Vomiters Hate To Wait


As I was driving, a guest phoned to ask when I’d arrive.

“In about fifteen minutes.”

On her initial call, I had told her I would arrive in forty-five minutes, and I was on schedule, so the call meant that she was still vomiting. Vomiters are impatient.

My database shows 2,328 entries for “gastroenteritis” (the common stomach flu). It’s my second leading diagnosis and far more satisfying than “upper respiratory infection” (4,584). Both are almost always incurable, but gastroenteritis rarely lasts more than a day; patients give me credit when it goes away and rarely quarrel with my treatment.

For common illnesses, every doctor has a routine. He asks the same questions, delivers the same advice, often word for word, and prescribes the same treatment. Provided he stays alert for hints that something different is happening, everyone is satisfied.

The guest greeted me at the door, a good sign. A guest in bed is OK, sprawled on the bathroom floor is not good.

I asked the usual questions and did not interrupt as she delivered a precise, item by item, account of dinner. Everyone blames an upset stomach on their last meal, a belief as correct as most popular health beliefs.
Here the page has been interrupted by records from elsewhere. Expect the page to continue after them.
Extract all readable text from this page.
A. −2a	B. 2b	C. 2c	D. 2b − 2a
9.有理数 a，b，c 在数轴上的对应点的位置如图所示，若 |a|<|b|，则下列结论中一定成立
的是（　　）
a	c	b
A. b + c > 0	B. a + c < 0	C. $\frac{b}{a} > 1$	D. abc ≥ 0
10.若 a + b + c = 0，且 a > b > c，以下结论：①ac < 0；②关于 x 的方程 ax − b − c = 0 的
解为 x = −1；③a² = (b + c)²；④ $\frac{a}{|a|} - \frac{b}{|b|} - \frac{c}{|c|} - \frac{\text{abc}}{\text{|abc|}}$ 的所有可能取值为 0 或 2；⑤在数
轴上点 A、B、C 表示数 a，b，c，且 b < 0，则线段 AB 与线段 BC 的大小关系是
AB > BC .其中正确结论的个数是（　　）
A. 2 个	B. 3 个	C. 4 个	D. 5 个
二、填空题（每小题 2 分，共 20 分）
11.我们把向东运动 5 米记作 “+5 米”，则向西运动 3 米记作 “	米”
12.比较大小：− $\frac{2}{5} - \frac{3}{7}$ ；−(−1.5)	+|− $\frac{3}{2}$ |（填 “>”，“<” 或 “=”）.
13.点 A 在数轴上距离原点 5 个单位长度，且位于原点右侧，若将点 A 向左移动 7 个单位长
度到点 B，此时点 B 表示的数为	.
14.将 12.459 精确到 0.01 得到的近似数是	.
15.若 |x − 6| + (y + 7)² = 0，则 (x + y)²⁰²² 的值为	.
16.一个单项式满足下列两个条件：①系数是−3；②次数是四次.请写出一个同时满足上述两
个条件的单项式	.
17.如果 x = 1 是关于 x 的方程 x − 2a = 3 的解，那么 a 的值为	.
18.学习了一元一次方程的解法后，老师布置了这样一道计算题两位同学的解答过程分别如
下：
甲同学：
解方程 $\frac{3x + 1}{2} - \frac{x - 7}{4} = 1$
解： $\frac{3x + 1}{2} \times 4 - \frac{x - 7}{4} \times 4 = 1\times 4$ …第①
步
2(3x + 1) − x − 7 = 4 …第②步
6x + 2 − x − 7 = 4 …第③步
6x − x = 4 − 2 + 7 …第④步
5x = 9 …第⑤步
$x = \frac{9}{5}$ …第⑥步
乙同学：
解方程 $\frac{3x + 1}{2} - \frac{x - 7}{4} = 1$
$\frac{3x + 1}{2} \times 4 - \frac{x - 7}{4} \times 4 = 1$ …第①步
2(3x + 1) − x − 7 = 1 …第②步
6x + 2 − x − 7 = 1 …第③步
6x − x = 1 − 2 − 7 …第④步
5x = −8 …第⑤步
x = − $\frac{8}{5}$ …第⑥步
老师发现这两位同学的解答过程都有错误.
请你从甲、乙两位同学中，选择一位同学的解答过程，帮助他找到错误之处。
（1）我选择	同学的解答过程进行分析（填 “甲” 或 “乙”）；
I gave the usual advice which included telling her to stop what she was doing (putting fluid into her stomach as fast as it came out) and to suck on ice and wait.

I gave the usual antivomiting injection and two packets of pills which I had pocketed before leaving so I wouldn’t have to remember to restock my bag.

When I phoned later, she had recovered and expressed gratitude that I had cured her.